There are currently no employer contribution to wages for hours not worked. Employers will only be asked to cover National Insurance and employer pension contributions for hours not worked. The CJRS extension will be reviewed in January.
Employers do not need to have used the CJRS previously.
Employers across the UK can claim, whether their businesses are open or closed.
All other previous CJRS eligibility requirements also apply.

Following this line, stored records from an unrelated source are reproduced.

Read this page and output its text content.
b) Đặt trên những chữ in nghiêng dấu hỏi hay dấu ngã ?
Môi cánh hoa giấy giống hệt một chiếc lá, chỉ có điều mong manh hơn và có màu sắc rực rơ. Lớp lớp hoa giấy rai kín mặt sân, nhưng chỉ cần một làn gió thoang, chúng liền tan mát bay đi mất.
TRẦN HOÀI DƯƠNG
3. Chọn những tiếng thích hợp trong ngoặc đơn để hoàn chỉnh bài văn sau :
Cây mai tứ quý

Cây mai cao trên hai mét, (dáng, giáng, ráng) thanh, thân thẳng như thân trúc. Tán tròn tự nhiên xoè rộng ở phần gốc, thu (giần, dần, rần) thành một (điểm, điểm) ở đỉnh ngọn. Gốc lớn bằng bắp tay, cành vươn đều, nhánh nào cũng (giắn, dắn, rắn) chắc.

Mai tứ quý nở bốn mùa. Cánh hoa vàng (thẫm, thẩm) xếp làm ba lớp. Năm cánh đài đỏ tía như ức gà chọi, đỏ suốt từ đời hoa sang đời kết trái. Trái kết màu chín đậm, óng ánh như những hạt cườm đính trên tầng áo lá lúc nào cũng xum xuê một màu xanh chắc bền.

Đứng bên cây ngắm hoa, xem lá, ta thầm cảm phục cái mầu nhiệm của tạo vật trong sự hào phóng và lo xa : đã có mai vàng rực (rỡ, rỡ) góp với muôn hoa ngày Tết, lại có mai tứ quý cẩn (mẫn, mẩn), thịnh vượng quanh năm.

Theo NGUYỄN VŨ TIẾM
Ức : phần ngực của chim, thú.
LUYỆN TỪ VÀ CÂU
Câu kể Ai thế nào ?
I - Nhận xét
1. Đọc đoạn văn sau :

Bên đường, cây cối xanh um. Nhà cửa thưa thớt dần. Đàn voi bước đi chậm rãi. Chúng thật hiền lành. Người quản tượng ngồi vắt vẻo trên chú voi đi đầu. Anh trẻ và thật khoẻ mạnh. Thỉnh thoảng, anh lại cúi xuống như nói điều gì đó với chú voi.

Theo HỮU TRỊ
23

Employers can claim for employees who were employed and on their PAYE payroll on 30 October 2020. Employers will have flexibility to use the scheme for employees for any amount of time or shift pattern, furloughing employees on either a full-time or part-time basis, and will be able to vary the hours worked in agreement with the employee.
Employees can be furloughed where they are unable to work because they are shielding or have caring responsibilities resulting from coronavirus.
Employees that were employed and on the payroll on 23 September 2020 who were made redundant or stopped working for their employer afterwards can be re-employed and claimed for.
Similarly, an employee who was on a fixed term contract, on payroll on 23 September, and that contract expired after 23 September can be re-employed and claimed for, provided that the other eligibility criteria are met.
HMRC will publish details of employers who make claims under the extended CJRS scheme, starting from December. Full details will be announced next week.
Read more details on furlough here.
Jobs Retention Bonus
The Jobs Retention Bonus (JRB) will now not be paid in February. The government said it will announce a retention incentive at the appropriate time.
Self-Employment Income Support Scheme (SEISS)
The Self-Employment Income Support Scheme (SEISS) will be increased, with the third grant covering November to January calculated at 80% of average trading profits, up to a maximum of £7,500. This is an increase from 55% to 80% of average profits.
Further support announced today includes:
- £1.1 billion is being given to Local Authorities, distributed on the basis of £20 per head, for one-off payments to enable them to support businesses more broadly
- plans to extend existing government-backed loan schemes and the Future Fund to the end of January, and an ability to top-up Bounce Back Loans
- an extension to the mortgage payment holiday for homeowners
- up to £500 million of funding for councils to support the local public health response.
UKFT is in constant dialogue with the government and is outlining the latest support available for UK fashion and textile businesses on our website. We will update this page as new guidance becomes available or the situation changes.